Şimdi tüm kalbimle diyorum ki inşallah Türkiye de Silivri gibi olur!

İNCİ AYDAR ANISINA RESİM ÇALIŞTAYI
Artık ruhumuza iyi gelen şeylere olan ihtiyaç hayatta kalmamız kadar önemli. Çünkü ya yaşayan ölüler ya da kararan kalpler ile içinden çıkılmaz bir dünyanın figüranları olmaya mahkûm gibiyiz…
Silivri Belediyesi tarafından ressam İnci Aydar anısına düzenlenecek olan Aşkın, Emeğin ve Muhabbetin Resmedilmesi konulu 1. Uluslararası Silivri Resim Çalıştayı 22 Kasım Pazartesi başlıyor.
Silivri Belediyesi, ilçenin uluslararası düzeyde kültür ve sanatla anılması amacıyla 1. Uluslararası Resim Çalıştayı düzenliyor.

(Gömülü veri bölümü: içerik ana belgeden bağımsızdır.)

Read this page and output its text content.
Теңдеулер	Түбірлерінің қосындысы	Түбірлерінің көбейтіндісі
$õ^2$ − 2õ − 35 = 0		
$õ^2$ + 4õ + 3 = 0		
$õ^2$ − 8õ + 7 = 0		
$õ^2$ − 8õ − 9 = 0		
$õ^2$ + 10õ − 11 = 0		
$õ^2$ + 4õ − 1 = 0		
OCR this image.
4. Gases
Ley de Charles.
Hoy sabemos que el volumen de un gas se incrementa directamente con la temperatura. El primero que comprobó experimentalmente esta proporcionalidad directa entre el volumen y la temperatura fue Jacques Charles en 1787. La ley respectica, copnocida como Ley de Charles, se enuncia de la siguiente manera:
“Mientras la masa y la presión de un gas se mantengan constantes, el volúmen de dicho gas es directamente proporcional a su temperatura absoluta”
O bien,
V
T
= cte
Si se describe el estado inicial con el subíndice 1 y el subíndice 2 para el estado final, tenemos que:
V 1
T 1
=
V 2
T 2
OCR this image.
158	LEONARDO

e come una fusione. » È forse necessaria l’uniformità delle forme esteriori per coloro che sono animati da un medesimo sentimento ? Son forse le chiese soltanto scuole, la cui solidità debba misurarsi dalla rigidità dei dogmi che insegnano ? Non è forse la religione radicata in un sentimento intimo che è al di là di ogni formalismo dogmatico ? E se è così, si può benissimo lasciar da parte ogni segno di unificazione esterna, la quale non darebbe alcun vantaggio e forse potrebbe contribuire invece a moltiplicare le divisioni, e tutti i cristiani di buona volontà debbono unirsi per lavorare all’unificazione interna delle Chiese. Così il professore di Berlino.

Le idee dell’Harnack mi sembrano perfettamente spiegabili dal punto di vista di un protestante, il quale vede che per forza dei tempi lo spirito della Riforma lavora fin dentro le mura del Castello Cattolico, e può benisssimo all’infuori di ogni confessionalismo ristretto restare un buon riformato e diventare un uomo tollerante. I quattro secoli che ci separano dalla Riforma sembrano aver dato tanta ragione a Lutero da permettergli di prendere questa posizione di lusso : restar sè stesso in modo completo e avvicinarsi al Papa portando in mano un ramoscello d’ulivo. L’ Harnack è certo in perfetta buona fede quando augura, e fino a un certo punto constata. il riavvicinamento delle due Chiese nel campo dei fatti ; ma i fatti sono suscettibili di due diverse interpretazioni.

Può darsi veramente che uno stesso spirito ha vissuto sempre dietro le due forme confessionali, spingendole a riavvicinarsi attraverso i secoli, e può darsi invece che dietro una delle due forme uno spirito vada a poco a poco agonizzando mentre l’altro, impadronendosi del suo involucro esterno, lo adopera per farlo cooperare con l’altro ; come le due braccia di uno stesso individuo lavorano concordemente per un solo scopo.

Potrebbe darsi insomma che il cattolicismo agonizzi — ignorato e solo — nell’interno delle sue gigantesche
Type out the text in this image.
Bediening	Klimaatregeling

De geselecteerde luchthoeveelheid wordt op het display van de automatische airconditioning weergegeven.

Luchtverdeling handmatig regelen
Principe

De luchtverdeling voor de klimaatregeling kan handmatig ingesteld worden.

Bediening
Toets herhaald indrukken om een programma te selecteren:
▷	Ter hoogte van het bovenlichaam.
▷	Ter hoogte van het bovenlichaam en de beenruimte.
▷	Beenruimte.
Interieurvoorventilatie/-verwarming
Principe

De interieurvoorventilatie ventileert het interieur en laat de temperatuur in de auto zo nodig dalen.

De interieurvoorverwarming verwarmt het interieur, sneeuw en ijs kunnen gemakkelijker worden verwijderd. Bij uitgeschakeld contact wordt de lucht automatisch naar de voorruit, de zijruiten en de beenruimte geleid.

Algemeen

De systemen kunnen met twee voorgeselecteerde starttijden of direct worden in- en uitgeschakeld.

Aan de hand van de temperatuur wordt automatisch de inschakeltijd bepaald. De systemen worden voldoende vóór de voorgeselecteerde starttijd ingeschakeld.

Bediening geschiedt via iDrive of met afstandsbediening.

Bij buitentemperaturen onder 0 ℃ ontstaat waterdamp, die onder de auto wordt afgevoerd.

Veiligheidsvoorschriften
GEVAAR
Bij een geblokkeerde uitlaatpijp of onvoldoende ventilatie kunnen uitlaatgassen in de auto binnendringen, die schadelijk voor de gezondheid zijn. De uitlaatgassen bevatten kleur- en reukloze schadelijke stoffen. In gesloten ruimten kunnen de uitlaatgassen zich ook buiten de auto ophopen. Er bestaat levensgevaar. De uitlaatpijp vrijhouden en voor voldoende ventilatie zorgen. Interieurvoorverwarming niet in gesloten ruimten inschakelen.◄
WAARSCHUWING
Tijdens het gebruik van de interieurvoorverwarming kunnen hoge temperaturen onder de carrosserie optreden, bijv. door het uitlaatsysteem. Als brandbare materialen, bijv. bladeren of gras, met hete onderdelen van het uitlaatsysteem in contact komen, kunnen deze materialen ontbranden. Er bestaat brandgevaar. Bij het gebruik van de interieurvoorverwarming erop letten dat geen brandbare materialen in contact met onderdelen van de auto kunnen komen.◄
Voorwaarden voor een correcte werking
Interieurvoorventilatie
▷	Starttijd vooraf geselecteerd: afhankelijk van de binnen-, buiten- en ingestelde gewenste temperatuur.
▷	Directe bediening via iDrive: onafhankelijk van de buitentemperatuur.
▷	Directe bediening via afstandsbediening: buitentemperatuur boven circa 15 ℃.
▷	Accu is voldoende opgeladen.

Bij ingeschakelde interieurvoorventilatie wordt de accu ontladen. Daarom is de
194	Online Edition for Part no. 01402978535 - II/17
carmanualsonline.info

İnci Aydar'ın anasına bu incelik için de Silivri'nin sanat ve kültür yönünün geliştirilmesi ile ilçemizin bu güzelliklerle anılmasına vesile olacak etkinlik adına da sonsuz teşekkürler.

BAŞSAĞLIĞI
Bulgaristan Göçmenlerinden Hüdaim Tuna'nın eşi, Aytaç Tuna, Ayten Tüfekçi ile Ayfer Sobacıoğlu'nun anneleri Şaziye Tuna'ya Allah'tan Rahmet, tüm sevdiklerine sabır ile başsağlığı diliyorum.